What, then, shall we do when the fairy tale is over? When we have run out of tears to cry and are weary from mourning, how do we face this incredibly cruel world? Any good reader should know the answer to that question. When one fairy tale ends, you start another. Tragedy is the platform upon which the foundation of comedy arises. The ending of one story, or one set of stories, prepares us for the beginning of the next.
Yes, it is true that even the next story likely ends with its main character’s demise, but every story is worth the telling. There are lessons to be learned even in the most heart-breaking situations. We do not stop here. We keep going.

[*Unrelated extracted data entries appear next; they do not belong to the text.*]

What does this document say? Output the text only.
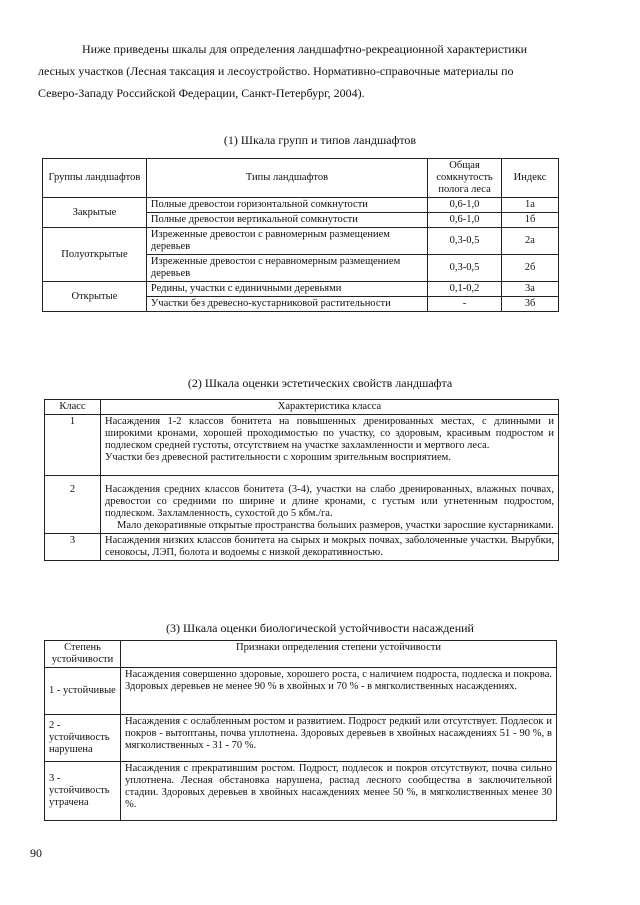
Ниже приведены шкалы для определения ландшафтно-рекреационной характеристики
лесных участков (Лесная таксация и лесоустройство. Нормативно-справочные материалы по
Северо-Западу Российской Федерации, Санкт-Петербург, 2004).
(1) Шкала групп и типов ландшафтов
Группы ландшафтов	Типы ландшафтов	Общая сомкнутость полога леса	Индекс
Закрытые	Полные древостои горизонтальной сомкнутости	0,6-1,0	1а
	Полные древостои вертикальной сомкнутости	0,6-1,0	1б
Полуоткрытые	Изреженные древостои с равномерным размещением деревьев	0,3-0,5	2а
	Изреженные древостои с неравномерным размещением деревьев	0,3-0,5	2б
Открытые	Редины, участки с единичными деревьями	0,1-0,2	3а
	Участки без древесно-кустарниковой растительности	-	3б
(2) Шкала оценки эстетических свойств ландшафта
Класс	Характеристика класса
1	Насаждения 1-2 классов бонитета на повышенных дренированных местах, с длинными и широкими кронами, хорошей проходимостью по участку, со здоровым, красивым подростом и подлеском средней густоты, отсутствием на участке захламленности и мертвого леса.
Участки без древесной растительности с хорошим зрительным восприятием.

2	Насаждения средних классов бонитета (3-4), участки на слабо дренированных, влажных почвах, древостои со средними по ширине и длине кронами, с густым или угнетенным подростом, подлеском. Захламленность, сухостой до 5 кбм./га.
Мало декоративные открытые пространства больших размеров, участки заросшие кустарниками.

3	Насаждения низких классов бонитета на сырых и мокрых почвах, заболоченные участки. Вырубки, сенокосы, ЛЭП, болота и водоемы с низкой декоративностью.
(3) Шкала оценки биологической устойчивости насаждений
Степень устойчивости	Признаки определения степени устойчивости
1 - устойчивые	Насаждения совершенно здоровые, хорошего роста, с наличием подроста, подлеска и покрова. Здоровых деревьев не менее 90 % в хвойных и 70 % - в мягколиственных насаждениях.
2 - устойчивость нарушена	Насаждения с ослабленным ростом и развитием. Подрост редкий или отсутствует. Подлесок и покров - вытоптаны, почва уплотнена. Здоровых деревьев в хвойных насаждениях 51 - 90 %, в мягколиственных - 31 - 70 %.
3 - устойчивость утрачена	Насаждения с прекратившим ростом. Подрост, подлесок и покров отсутствуют, почва сильно уплотнена. Лесная обстановка нарушена, распад лесного сообщества в заключительной стадии. Здоровых деревьев в хвойных насаждениях менее 50 %, в мягколиственных менее 30 %.
90
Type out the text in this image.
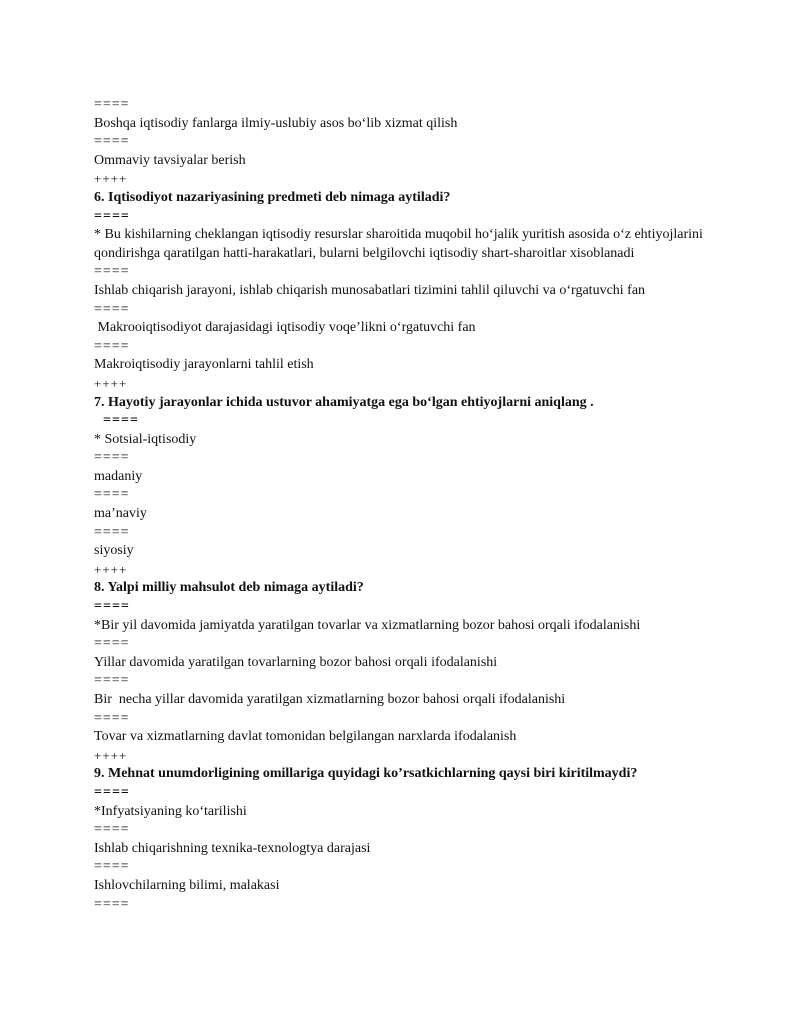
====
Boshqa iqtisodiy fanlarga ilmiy-uslubiy asos bo‘lib xizmat qilish
====
Ommaviy tavsiyalar berish
++++
6. Iqtisodiyot nazariyasining predmeti deb nimaga aytiladi?
====
* Bu kishilarning cheklangan iqtisodiy resurslar sharoitida muqobil ho‘jalik yuritish asosida o‘z ehtiyojlarini qondirishga qaratilgan hatti-harakatlari, bularni belgilovchi iqtisodiy shart-sharoitlar xisoblanadi
====
Ishlab chiqarish jarayoni, ishlab chiqarish munosabatlari tizimini tahlil qiluvchi va o‘rgatuvchi fan
====
Makrooiqtisodiyot darajasidagi iqtisodiy voqe’likni o‘rgatuvchi fan
====
Makroiqtisodiy jarayonlarni tahlil etish
++++
7. Hayotiy jarayonlar ichida ustuvor ahamiyatga ega bo‘lgan ehtiyojlarni aniqlang .
====
* Sotsial-iqtisodiy
====
madaniy
====
ma’naviy
====
siyosiy
++++
8. Yalpi milliy mahsulot deb nimaga aytiladi?
====
*Bir yil davomida jamiyatda yaratilgan tovarlar va xizmatlarning bozor bahosi orqali ifodalanishi
====
Yillar davomida yaratilgan tovarlarning bozor bahosi orqali ifodalanishi
====
Bir  necha yillar davomida yaratilgan xizmatlarning bozor bahosi orqali ifodalanishi
====
Tovar va xizmatlarning davlat tomonidan belgilangan narxlarda ifodalanish
++++
9. Mehnat unumdorligining omillariga quyidagi ko’rsatkichlarning qaysi biri kiritilmaydi?
====
*Infyatsiyaning ko‘tarilishi
====
Ishlab chiqarishning texnika-texnologtya darajasi
====
Ishlovchilarning bilimi, malakasi
====
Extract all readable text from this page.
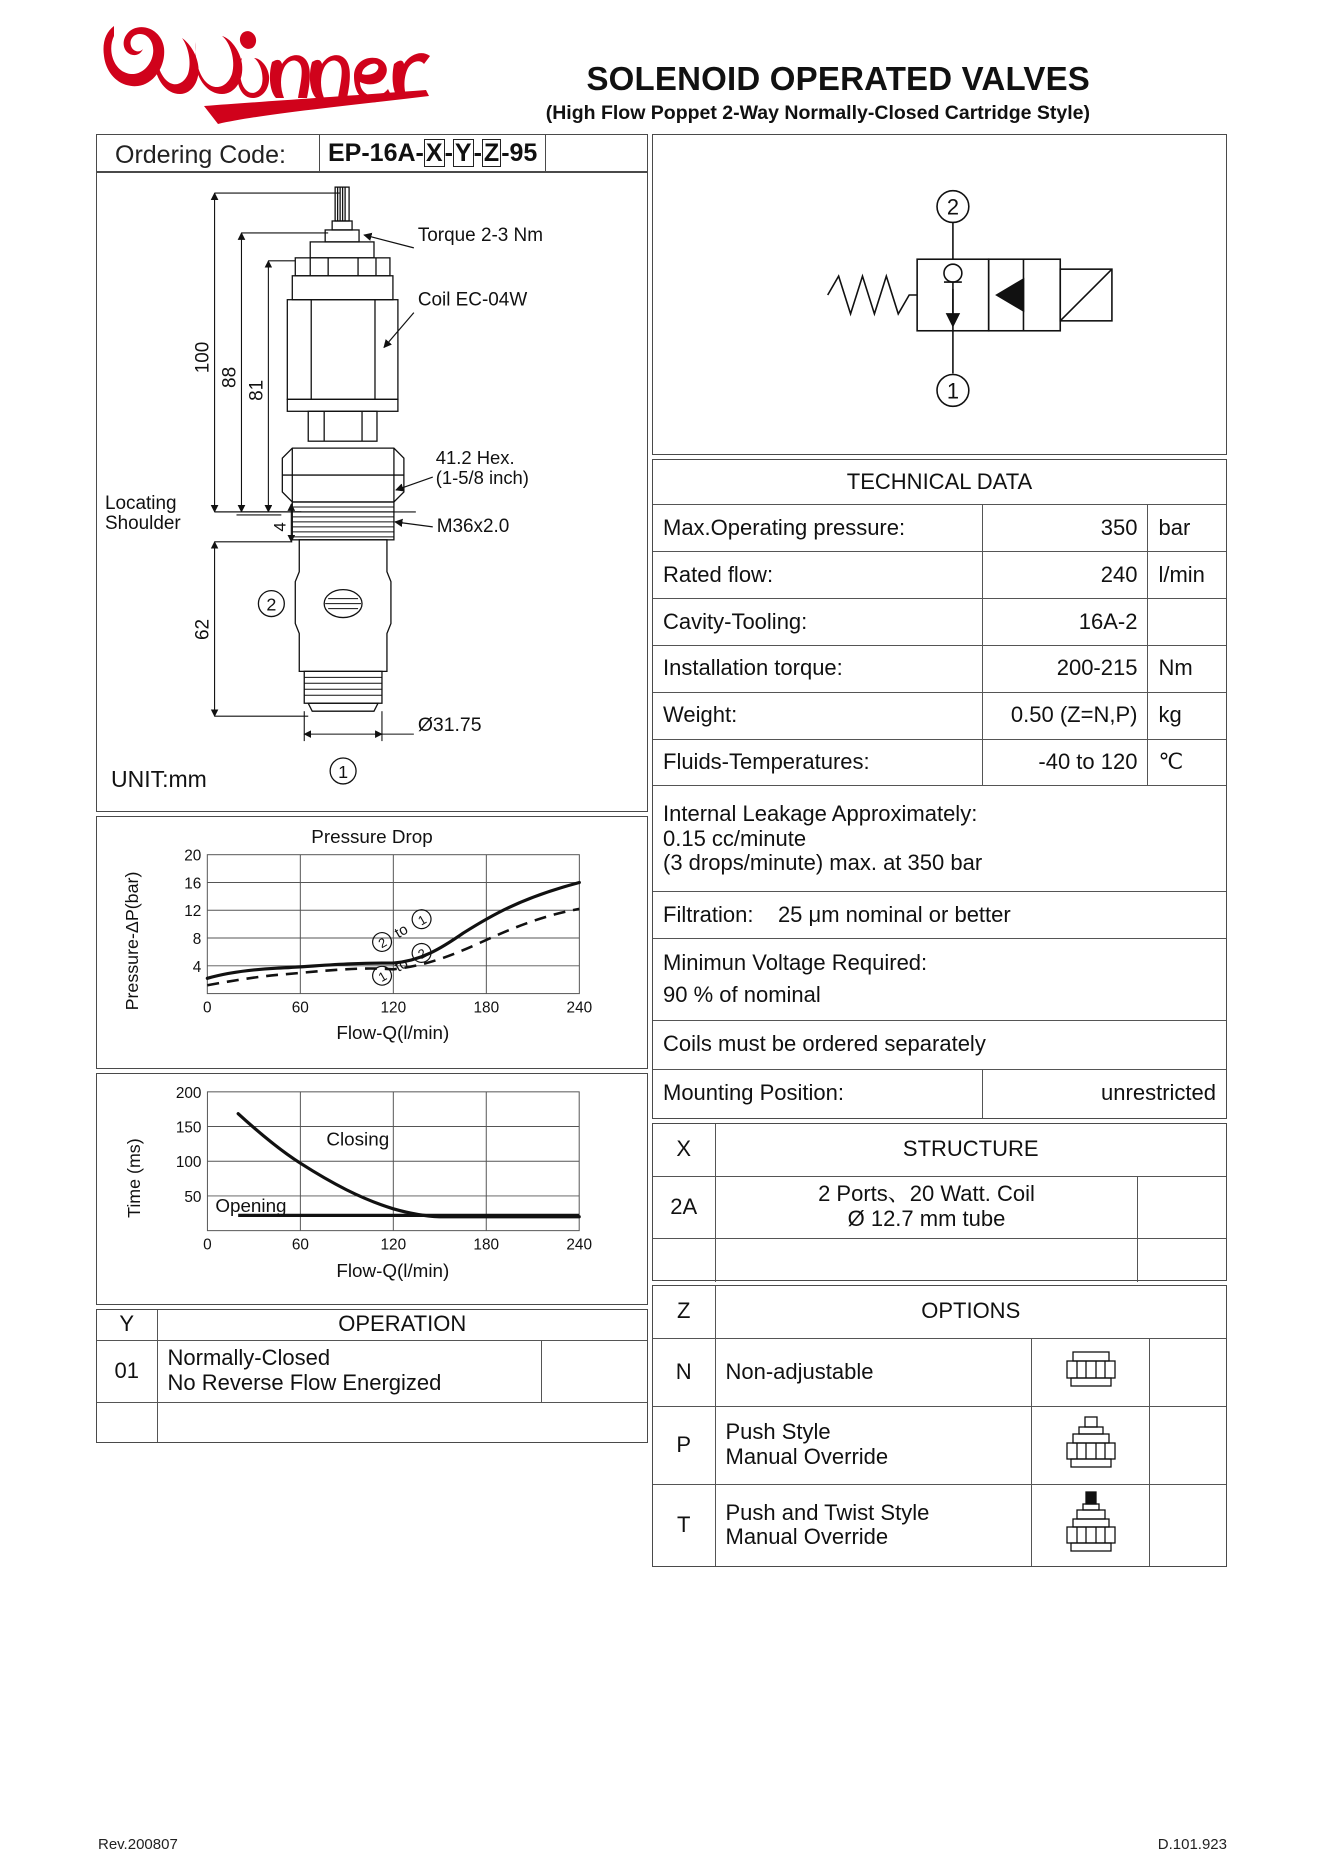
SOLENOID OPERATED VALVES
(High Flow Poppet 2-Way Normally-Closed Cartridge Style)
Ordering Code: EP-16A- X - Y - Z -95
100
88
81
62
4
Torque 2-3 Nm
Coil EC-04W
41.2 Hex.
(1-5/8 inch)
M36x2.0
Locating
Shoulder
Ø31.75
2
1
UNIT:mm
Pressure Drop
Pressure-ΔP(bar)
20
16
12
8
4
0	60	120	180	240
Flow-Q(l/min)
2
to
1
1
to
2
Time (ms)
200
150
100
50
0	60	120	180	240
Flow-Q(l/min)
Closing
Opening
Y	OPERATION	
01	Normally-Closed
No Reverse Flow Energized	

2
1
TECHNICAL DATA		
Max.Operating pressure:	350	bar
Rated flow:	240	l/min
Cavity-Tooling:	16A-2	
Installation torque:	200-215	Nm
Weight:	0.50 (Z=N,P)	kg
Fluids-Temperatures:	-40 to 120	℃

Internal Leakage Approximately:
0.15 cc/minute
(3 drops/minute) max. at 350 bar		

Filtration: 25 μm nominal or better		

Minimun Voltage Required:
90 % of nominal		

Coils must be ordered separately		
Mounting Position:	unrestricted	
X	STRUCTURE	
2A	2 Ports、20 Watt. Coil
Ø 12.7 mm tube	

Z	OPTIONS		
N	Non-adjustable

P	Push Style
Manual Override

T	Push and Twist Style
Manual Override

Rev.200807	D.101.923
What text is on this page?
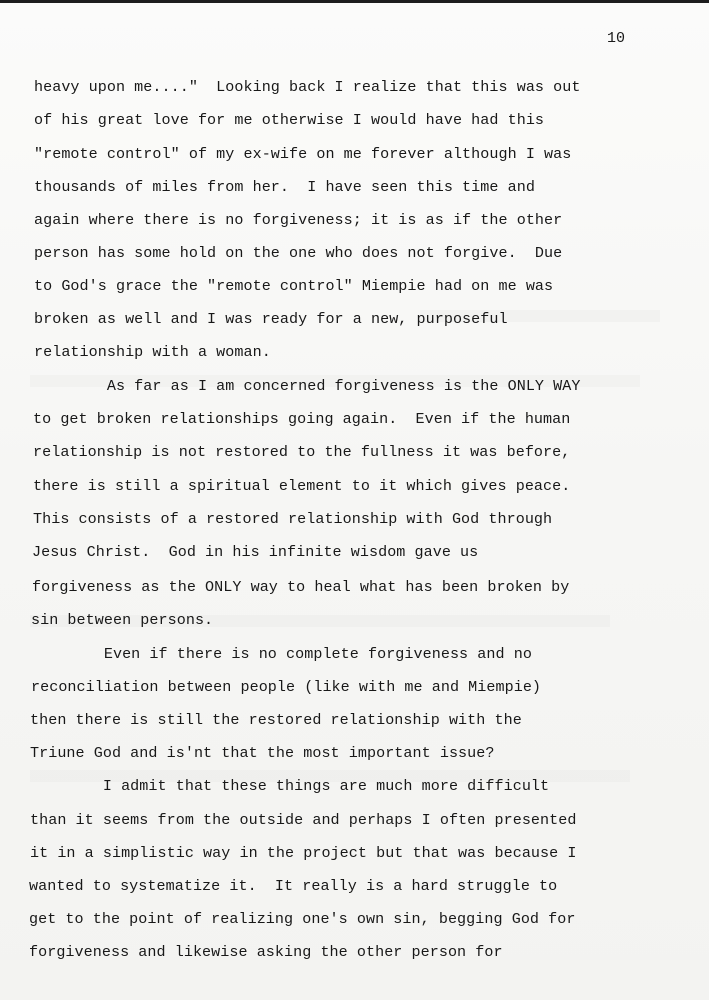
10
heavy upon me...."  Looking back I realize that this was out
of his great love for me otherwise I would have had this
"remote control" of my ex-wife on me forever although I was
thousands of miles from her.  I have seen this time and
again where there is no forgiveness; it is as if the other
person has some hold on the one who does not forgive.  Due
to God's grace the "remote control" Miempie had on me was
broken as well and I was ready for a new, purposeful
relationship with a woman.
As far as I am concerned forgiveness is the ONLY WAY
to get broken relationships going again.  Even if the human
relationship is not restored to the fullness it was before,
there is still a spiritual element to it which gives peace.
This consists of a restored relationship with God through
Jesus Christ.  God in his infinite wisdom gave us
forgiveness as the ONLY way to heal what has been broken by
sin between persons.
Even if there is no complete forgiveness and no
reconciliation between people (like with me and Miempie)
then there is still the restored relationship with the
Triune God and is'nt that the most important issue?
I admit that these things are much more difficult
than it seems from the outside and perhaps I often presented
it in a simplistic way in the project but that was because I
wanted to systematize it.  It really is a hard struggle to
get to the point of realizing one's own sin, begging God for
forgiveness and likewise asking the other person for
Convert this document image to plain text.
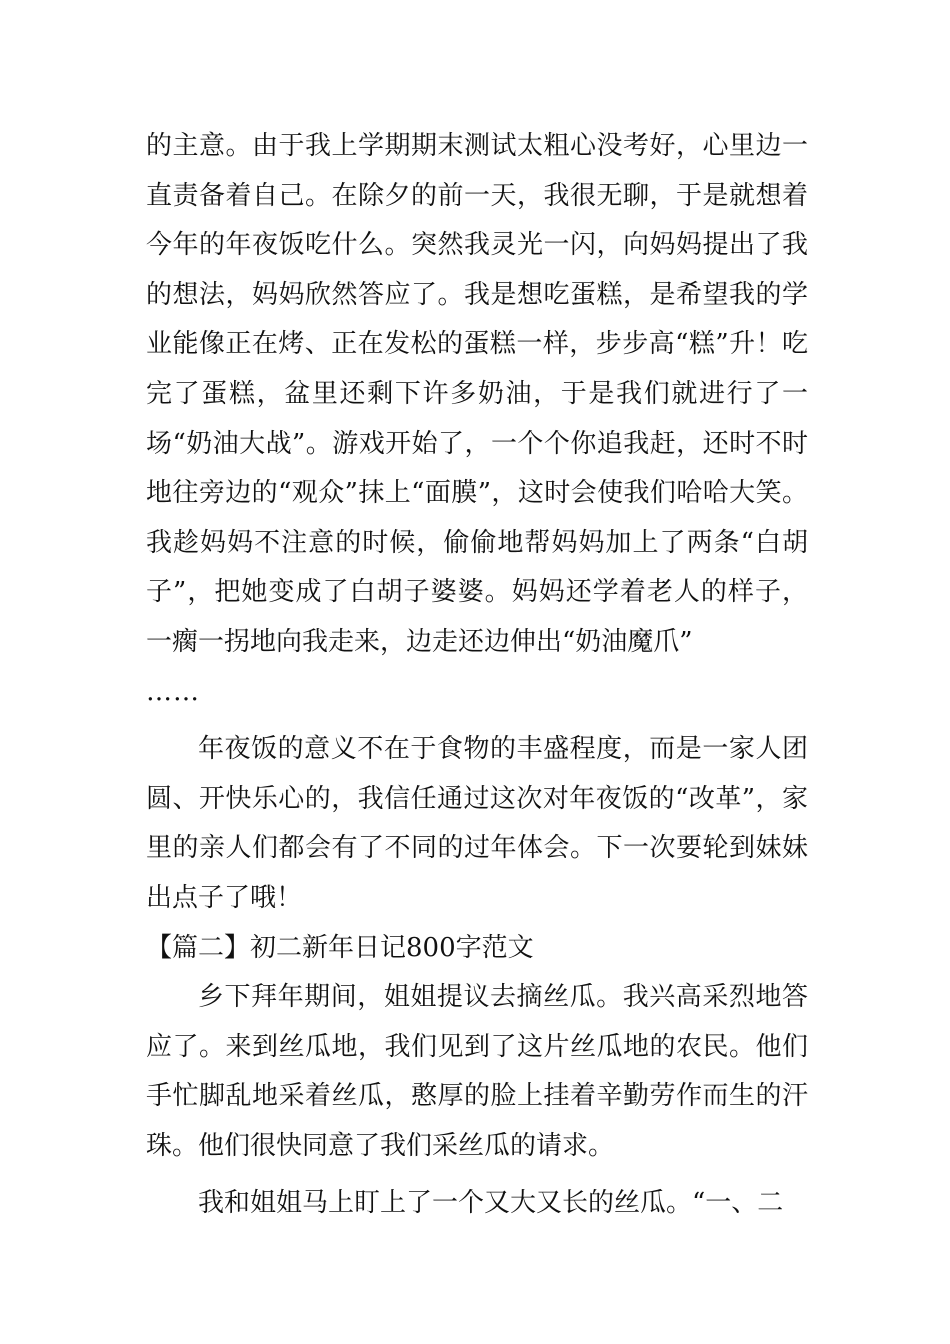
的主意。由于我上学期期末测试太粗心没考好，心里边一直责备着自己。在除夕的前一天，我很无聊，于是就想着今年的年夜饭吃什么。突然我灵光一闪，向妈妈提出了我的想法，妈妈欣然答应了。我是想吃蛋糕，是希望我的学业能像正在烤、正在发松的蛋糕一样，步步高“糕”升！吃完了蛋糕，盆里还剩下许多奶油，于是我们就进行了一场“奶油大战”。游戏开始了，一个个你追我赶，还时不时地往旁边的“观众”抹上“面膜”，这时会使我们哈哈大笑。我趁妈妈不注意的时候，偷偷地帮妈妈加上了两条“白胡子”，把她变成了白胡子婆婆。妈妈还学着老人的样子，一瘸一拐地向我走来，边走还边伸出“奶油魔爪”

……

年夜饭的意义不在于食物的丰盛程度，而是一家人团圆、开快乐心的，我信任通过这次对年夜饭的“改革”，家里的亲人们都会有了不同的过年体会。下一次要轮到妹妹出点子了哦！

【篇二】初二新年日记800字范文

乡下拜年期间，姐姐提议去摘丝瓜。我兴高采烈地答应了。来到丝瓜地，我们见到了这片丝瓜地的农民。他们手忙脚乱地采着丝瓜，憨厚的脸上挂着辛勤劳作而生的汗珠。他们很快同意了我们采丝瓜的请求。

我和姐姐马上盯上了一个又大又长的丝瓜。“一、二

I have been distantly following the continuing saga of Cory and Joey Feek, as have millions of others. I’m not going to sit here anre pretend that I was ever a fan. I’m not big into contemporary country music, and until their lives took a tragic turn I’d not even heard of them. Now, it appears that Joey’s story is nearing its end. When it does, headlines will focus on the love of a mother for her daughter, and a husband for his wife, and many will share in their grief. What’s important is that we realize that there is a story that goes onward. Their daughter, Indiana, is just beginning her story, even as her mother’s is ending.
While it is easy to become emeshed in the stories of others, however, we must remember that we are the ones writing our own stories. While our tales may be entertwined with those of others, we are ultimately the authors of our own fates. Even in circumstances where we might not have control of when or how our story ends, we still decide through the way we live and the decisions we make whether our fairy tale is tragic or happy.
2016 seems to be getting off to a very rough start, but perhaps this is this universe telling us that we need to focus more on the future, not the past; that we should focus less on the lives lost and more on those still living. Not that we don’t remember those who have died, but we realize that their passing is but the end of a chapter, not the whole book. The fairy tale is not over. There is so much more to be written and it is up to you to do the writing.